Oliver Beer Diabolus in Musica

Paris Pantin

7 September – 15 November 2014

Oliver Beer’s Diabolus in Musica explored people’s ability to imbue objects and phenomena with an emotional, poetic or simply narrative charge, through the power of the imagination. This human tendency was given partial form in an architectural acoustic installation based on a famous mythical chord, which in musical theory is called the tritone. It was an interval of three whole tones and corresponds to a diminished fifth. It was used in musical writing in the late mediaeval period but then banned by religious leaders. The sound produced by a diminished fifth or an augmented fourth is perceived by the ear as an unpleasant sound that provokes a sense of incompleteness and unease that earned it the sobriquet Diabolus in Musica. The popular collective unconscious gradually developed a tendency to think that the sound might conjure up the devil.

The interval had since been widely used in musical genres that have broken with classical tone relationships. In both jazz and Heavy Metal, for example, a number of melody lines are constructed around this association of unbalanced notes. The resulting musical experience for the listener is based on that sense of something incomplete and out of kilter, which challenges not the universal but something unusual in the sound experience. It is precisely this experience that Beer’s installation offered us, with a structure that totally envelops the spectator.
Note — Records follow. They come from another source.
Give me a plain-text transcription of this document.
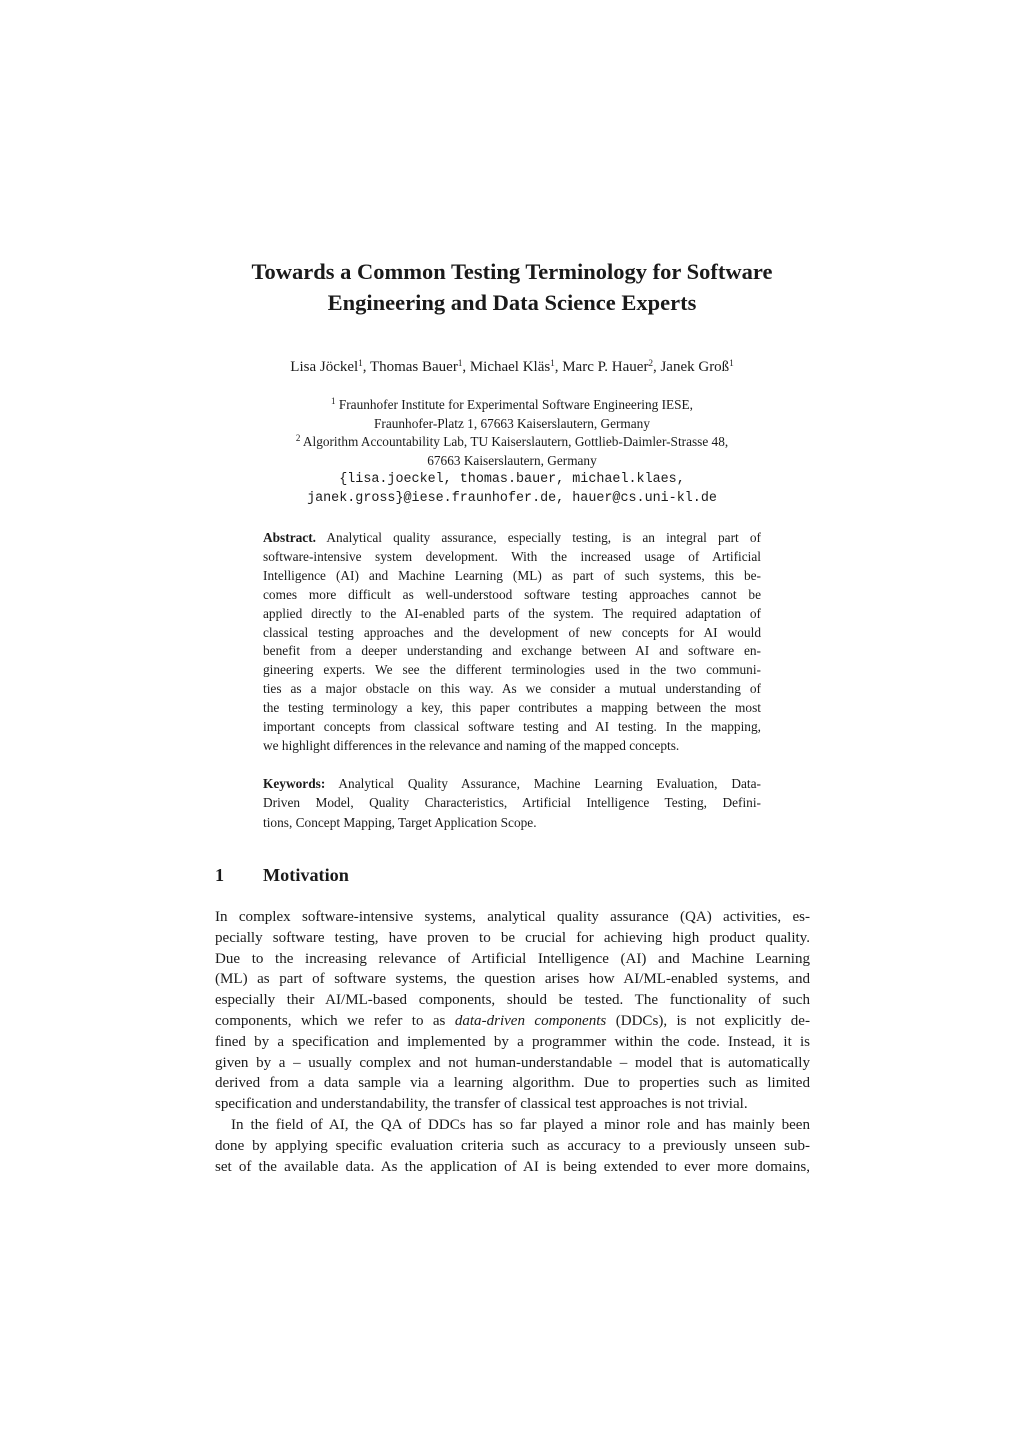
Towards a Common Testing Terminology for Software
Engineering and Data Science Experts
Lisa Jöckel$^1$, Thomas Bauer$^1$, Michael Kläs$^1$, Marc P. Hauer$^2$, Janek Groß$^1$
$^1$ Fraunhofer Institute for Experimental Software Engineering IESE,
Fraunhofer-Platz 1, 67663 Kaiserslautern, Germany
$^2$ Algorithm Accountability Lab, TU Kaiserslautern, Gottlieb-Daimler-Strasse 48,
67663 Kaiserslautern, Germany
{lisa.joeckel, thomas.bauer, michael.klaes,
janek.gross}@iese.fraunhofer.de, hauer@cs.uni-kl.de
Abstract. Analytical quality assurance, especially testing, is an integral part of
software-intensive system development. With the increased usage of Artificial
Intelligence (AI) and Machine Learning (ML) as part of such systems, this be-
comes more difficult as well-understood software testing approaches cannot be
applied directly to the AI-enabled parts of the system. The required adaptation of
classical testing approaches and the development of new concepts for AI would
benefit from a deeper understanding and exchange between AI and software en-
gineering experts. We see the different terminologies used in the two communi-
ties as a major obstacle on this way. As we consider a mutual understanding of
the testing terminology a key, this paper contributes a mapping between the most
important concepts from classical software testing and AI testing. In the mapping,
we highlight differences in the relevance and naming of the mapped concepts.
Keywords: Analytical Quality Assurance, Machine Learning Evaluation, Data-
Driven Model, Quality Characteristics, Artificial Intelligence Testing, Defini-
tions, Concept Mapping, Target Application Scope.
1 Motivation
In complex software-intensive systems, analytical quality assurance (QA) activities, es-
pecially software testing, have proven to be crucial for achieving high product quality.
Due to the increasing relevance of Artificial Intelligence (AI) and Machine Learning
(ML) as part of software systems, the question arises how AI/ML-enabled systems, and
especially their AI/ML-based components, should be tested. The functionality of such
components, which we refer to as data-driven components (DDCs), is not explicitly de-
fined by a specification and implemented by a programmer within the code. Instead, it is
given by a – usually complex and not human-understandable – model that is automatically
derived from a data sample via a learning algorithm. Due to properties such as limited
specification and understandability, the transfer of classical test approaches is not trivial.
In the field of AI, the QA of DDCs has so far played a minor role and has mainly been
done by applying specific evaluation criteria such as accuracy to a previously unseen sub-
set of the available data. As the application of AI is being extended to ever more domains,
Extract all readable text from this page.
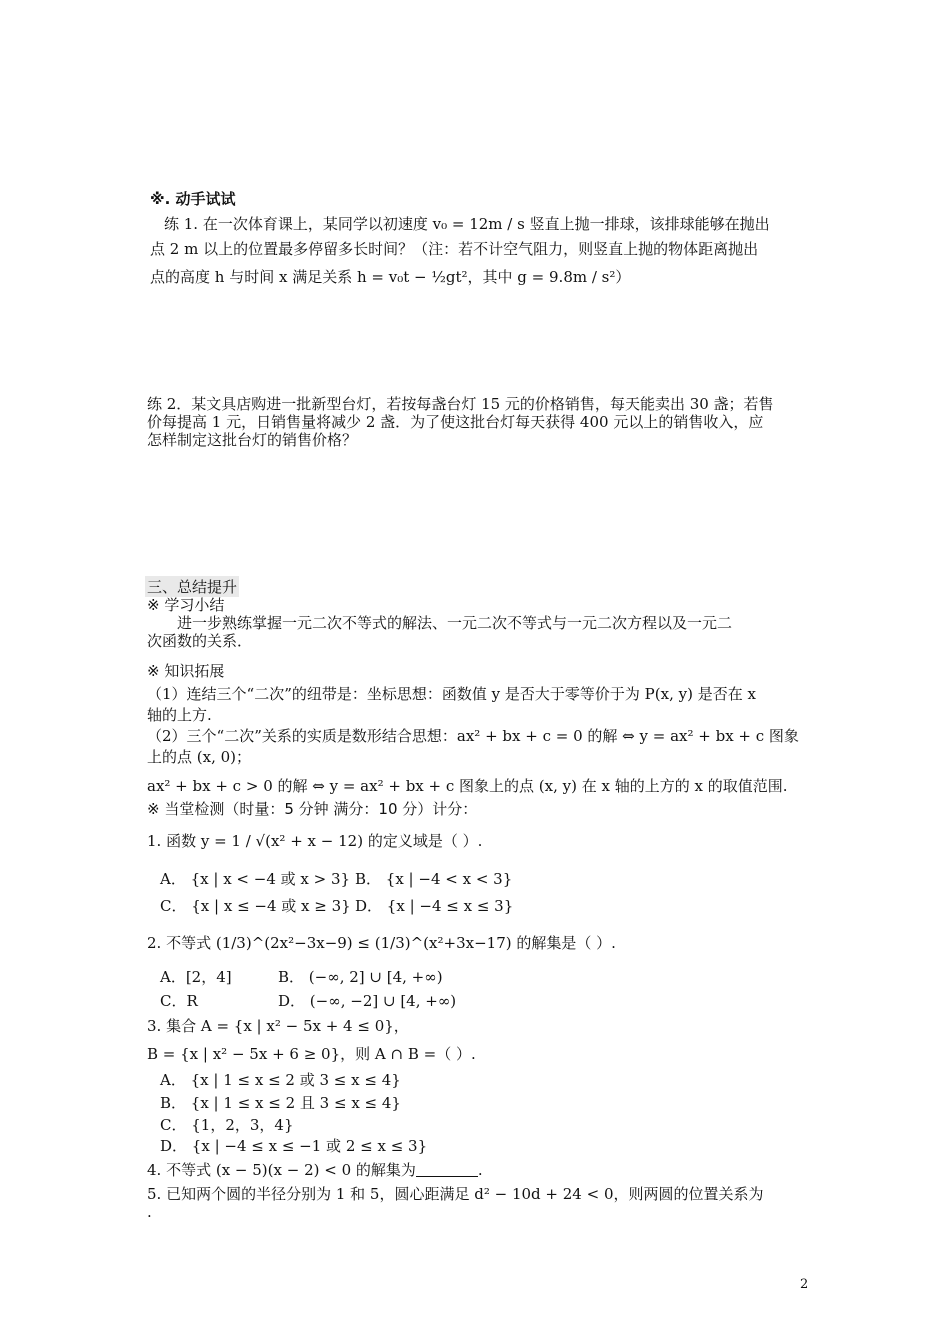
※. 动手试试
练 1. 在一次体育课上，某同学以初速度 v₀ = 12m / s 竖直上抛一排球，该排球能够在抛出
点 2 m 以上的位置最多停留多长时间？（注：若不计空气阻力，则竖直上抛的物体距离抛出
点的高度 h 与时间 x 满足关系 h = v₀t − ½gt²，其中 g = 9.8m / s²）
练 2．某文具店购进一批新型台灯，若按每盏台灯 15 元的价格销售，每天能卖出 30 盏；若售
价每提高 1 元，日销售量将减少 2 盏．为了使这批台灯每天获得 400 元以上的销售收入，应
怎样制定这批台灯的销售价格？
三、总结提升
※ 学习小结
进一步熟练掌握一元二次不等式的解法、一元二次不等式与一元二次方程以及一元二
次函数的关系．
※ 知识拓展
（1）连结三个“二次”的纽带是：坐标思想：函数值 y 是否大于零等价于为 P(x, y) 是否在 x
轴的上方.
（2）三个“二次”关系的实质是数形结合思想：ax² + bx + c = 0 的解 ⇔ y = ax² + bx + c 图象
上的点 (x, 0)；
ax² + bx + c > 0 的解 ⇔ y = ax² + bx + c 图象上的点 (x, y) 在 x 轴的上方的 x 的取值范围.
※ 当堂检测（时量：5 分钟 满分：10 分）计分：
1. 函数 y = 1 / √(x² + x − 12) 的定义域是（ ）.
A． {x | x < −4 或 x > 3} B． {x | −4 < x < 3}
C． {x | x ≤ −4 或 x ≥ 3} D． {x | −4 ≤ x ≤ 3}
2. 不等式 (1/3)^(2x²−3x−9) ≤ (1/3)^(x²+3x−17) 的解集是（ ）.
A．[2，4]	B． (−∞, 2] ∪ [4, +∞)
C．R	D． (−∞, −2] ∪ [4, +∞)
3. 集合 A = {x | x² − 5x + 4 ≤ 0}，
B = {x | x² − 5x + 6 ≥ 0}，则 A ∩ B =（ ）.
A． {x | 1 ≤ x ≤ 2 或 3 ≤ x ≤ 4}
B． {x | 1 ≤ x ≤ 2 且 3 ≤ x ≤ 4}
C． {1，2，3，4}
D． {x | −4 ≤ x ≤ −1 或 2 ≤ x ≤ 3}
4. 不等式 (x − 5)(x − 2) < 0 的解集为	.
5. 已知两个圆的半径分别为 1 和 5，圆心距满足 d² − 10d + 24 < 0，则两圆的位置关系为
.
2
The exhibition also presented Reanimation I (Snow White), which was previewed as part of the Prospectif Cinema programme at the Centre Pompidou. It was a film which, along with several sculptures and installations, translated into disturbing artistic language Beer’s investigation of the tools traditionally used for identifying what people often seek to define as real. By playing around with the notions of presence and absence and interrogating the physical properties of everyday objects, Beer threw doubt on the objectivity of perception. The objects – a pipe, a firearm, railway lines –, which are ordinary and yet mysterious, seem to be possessed of a biographical dimension, partly explicable through the propensity of the human mind to invest inanimate objects and to enrich what Heidegger termed their ‘being-in-the-world’ through the imagination. The particular way in which they related to the wall or the floor, which they gradually merged into, brought added richness to the potential narrative, all of which contributed to an eventual infinite regress of the magic power of those two notes capable of summoning up the Prince of Darkness.